Черный провал, тень дома. Он оглянулся — Наташиного оборотня не было. Павел торопливо вышел на улицу и помахал, остановил такси. В машине он решил: «Для обычной жизни с ее мягкостями я умер вместе с Наташей. Или так — она жива во мне, и она похоронена во мне. Она мой вечный упрек, вечная моя горечь». Он нахмурился, не пуская в себя мельканье огней: он нравился себе в горе.
Он все ехал и ехал и почему-то не приезжал. Гм, улица Калинина… А егерь не имел права убить рысь. Что ему до нее! Павел провел параллель своего горя по Наташе и горя рысиных детей или родителей, с кем она там жила.
Акимыч… За что убил? Ведь не знает полной правды о ее полезности или вреде. А Гошка убивал что-то в себе. Наверное, боль, грызущую, хищную, злую.
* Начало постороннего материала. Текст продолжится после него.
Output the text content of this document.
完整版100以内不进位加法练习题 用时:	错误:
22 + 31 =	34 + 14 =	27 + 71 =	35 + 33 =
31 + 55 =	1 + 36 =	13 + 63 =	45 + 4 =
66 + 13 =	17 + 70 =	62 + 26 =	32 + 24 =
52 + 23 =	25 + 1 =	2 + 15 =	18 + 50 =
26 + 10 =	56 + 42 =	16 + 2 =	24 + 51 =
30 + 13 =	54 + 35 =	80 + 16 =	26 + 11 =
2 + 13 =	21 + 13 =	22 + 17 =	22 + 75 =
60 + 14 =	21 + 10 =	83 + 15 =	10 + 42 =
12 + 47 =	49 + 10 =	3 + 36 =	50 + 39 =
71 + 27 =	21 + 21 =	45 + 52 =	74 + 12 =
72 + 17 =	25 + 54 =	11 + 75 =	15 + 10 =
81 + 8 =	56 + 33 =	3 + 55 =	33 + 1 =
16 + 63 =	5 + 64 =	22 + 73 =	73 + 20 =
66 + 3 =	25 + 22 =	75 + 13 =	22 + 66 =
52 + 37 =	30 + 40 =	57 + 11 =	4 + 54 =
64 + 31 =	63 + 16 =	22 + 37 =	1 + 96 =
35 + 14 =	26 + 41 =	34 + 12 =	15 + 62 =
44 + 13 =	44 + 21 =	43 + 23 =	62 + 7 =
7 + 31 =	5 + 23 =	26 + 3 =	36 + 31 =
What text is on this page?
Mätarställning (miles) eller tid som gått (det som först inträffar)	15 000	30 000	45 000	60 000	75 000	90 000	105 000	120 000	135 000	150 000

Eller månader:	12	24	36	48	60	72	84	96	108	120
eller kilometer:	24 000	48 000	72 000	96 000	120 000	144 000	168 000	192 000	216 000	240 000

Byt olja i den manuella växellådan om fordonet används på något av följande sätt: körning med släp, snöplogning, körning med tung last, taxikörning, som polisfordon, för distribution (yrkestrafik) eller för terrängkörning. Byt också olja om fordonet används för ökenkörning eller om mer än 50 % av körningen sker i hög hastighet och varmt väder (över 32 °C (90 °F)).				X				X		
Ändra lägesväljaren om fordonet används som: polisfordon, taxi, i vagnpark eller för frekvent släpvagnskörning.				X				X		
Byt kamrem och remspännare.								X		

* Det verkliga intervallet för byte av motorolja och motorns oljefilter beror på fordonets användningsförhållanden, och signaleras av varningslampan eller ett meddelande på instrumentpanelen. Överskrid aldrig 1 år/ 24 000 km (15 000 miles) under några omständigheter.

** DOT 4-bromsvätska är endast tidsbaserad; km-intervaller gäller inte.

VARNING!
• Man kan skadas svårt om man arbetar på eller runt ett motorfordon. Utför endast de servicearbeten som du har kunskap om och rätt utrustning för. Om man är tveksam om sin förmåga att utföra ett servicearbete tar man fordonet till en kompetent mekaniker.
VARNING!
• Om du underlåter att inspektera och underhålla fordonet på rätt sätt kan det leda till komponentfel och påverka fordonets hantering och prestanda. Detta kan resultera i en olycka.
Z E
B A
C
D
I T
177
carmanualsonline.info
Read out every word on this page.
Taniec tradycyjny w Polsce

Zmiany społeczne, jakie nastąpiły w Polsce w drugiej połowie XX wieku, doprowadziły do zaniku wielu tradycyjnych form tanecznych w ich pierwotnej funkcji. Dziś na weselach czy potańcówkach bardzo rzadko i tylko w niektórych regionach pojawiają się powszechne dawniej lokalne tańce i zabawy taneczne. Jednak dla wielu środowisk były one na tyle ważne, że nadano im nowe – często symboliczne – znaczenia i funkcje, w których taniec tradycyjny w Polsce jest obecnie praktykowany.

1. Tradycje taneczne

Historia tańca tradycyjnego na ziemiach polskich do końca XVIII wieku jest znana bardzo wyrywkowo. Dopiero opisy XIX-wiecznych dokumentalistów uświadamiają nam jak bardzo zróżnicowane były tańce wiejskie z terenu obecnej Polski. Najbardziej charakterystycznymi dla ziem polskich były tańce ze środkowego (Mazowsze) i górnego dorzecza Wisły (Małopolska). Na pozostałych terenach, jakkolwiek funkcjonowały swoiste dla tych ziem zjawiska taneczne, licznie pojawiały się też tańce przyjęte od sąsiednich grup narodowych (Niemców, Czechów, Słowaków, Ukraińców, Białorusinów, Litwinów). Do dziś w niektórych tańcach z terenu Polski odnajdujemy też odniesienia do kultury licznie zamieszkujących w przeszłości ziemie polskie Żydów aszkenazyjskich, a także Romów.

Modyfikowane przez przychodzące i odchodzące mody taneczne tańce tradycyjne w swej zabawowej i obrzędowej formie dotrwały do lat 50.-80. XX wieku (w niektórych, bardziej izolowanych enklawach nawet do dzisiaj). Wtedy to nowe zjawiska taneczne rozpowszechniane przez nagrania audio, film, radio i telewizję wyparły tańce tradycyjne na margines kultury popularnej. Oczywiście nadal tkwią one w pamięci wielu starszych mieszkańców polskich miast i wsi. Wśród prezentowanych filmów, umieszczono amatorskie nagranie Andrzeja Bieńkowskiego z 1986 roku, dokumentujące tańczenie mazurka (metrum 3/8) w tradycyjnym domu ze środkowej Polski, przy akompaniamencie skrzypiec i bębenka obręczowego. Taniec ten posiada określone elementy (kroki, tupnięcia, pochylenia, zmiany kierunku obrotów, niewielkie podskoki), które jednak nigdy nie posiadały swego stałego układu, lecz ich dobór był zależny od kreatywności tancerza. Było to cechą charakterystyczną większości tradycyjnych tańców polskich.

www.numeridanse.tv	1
Не стоило делать этого…
И снова проходили мимо дома улицы Калинина, ее киоски, ворота, трансформаторная будка с нарисованными косточками.
— Ты, — очнулся Павел. — Ты чего это круги вертишь?
— Я сегодня первый раз, — заныл шофер, поворачивая к Павлу остренький, лисий носик с блесткой на конце.
Павел остановил машину и вылез.
Горел над головой построенный из голубых звезд ковшик Большой Медведицы.
Глава четвертая
1
Павел сидел у печной горячей стенки, привалясь к ней спиной.
Хотя и говорил Акимыч, будто снег днем шел еще не окончательный, а зима сидит пока за горизонтом, она пришла. Сейчас.
Когда Павел вышел из машины, было сносно, холод терпим. Но пока шел, навалился мороз. Он жег нос, жег уши, щипал концы пальцев. Все застыло в нем — деревья и дома. И собаки не бегали, а человеческие фигуры были редкостью.
Все попряталось.
Под ногами постукивали окаменелые земляные кусочки, а фонари давали сухие, жесткие ореолы. Яростно горели звезды.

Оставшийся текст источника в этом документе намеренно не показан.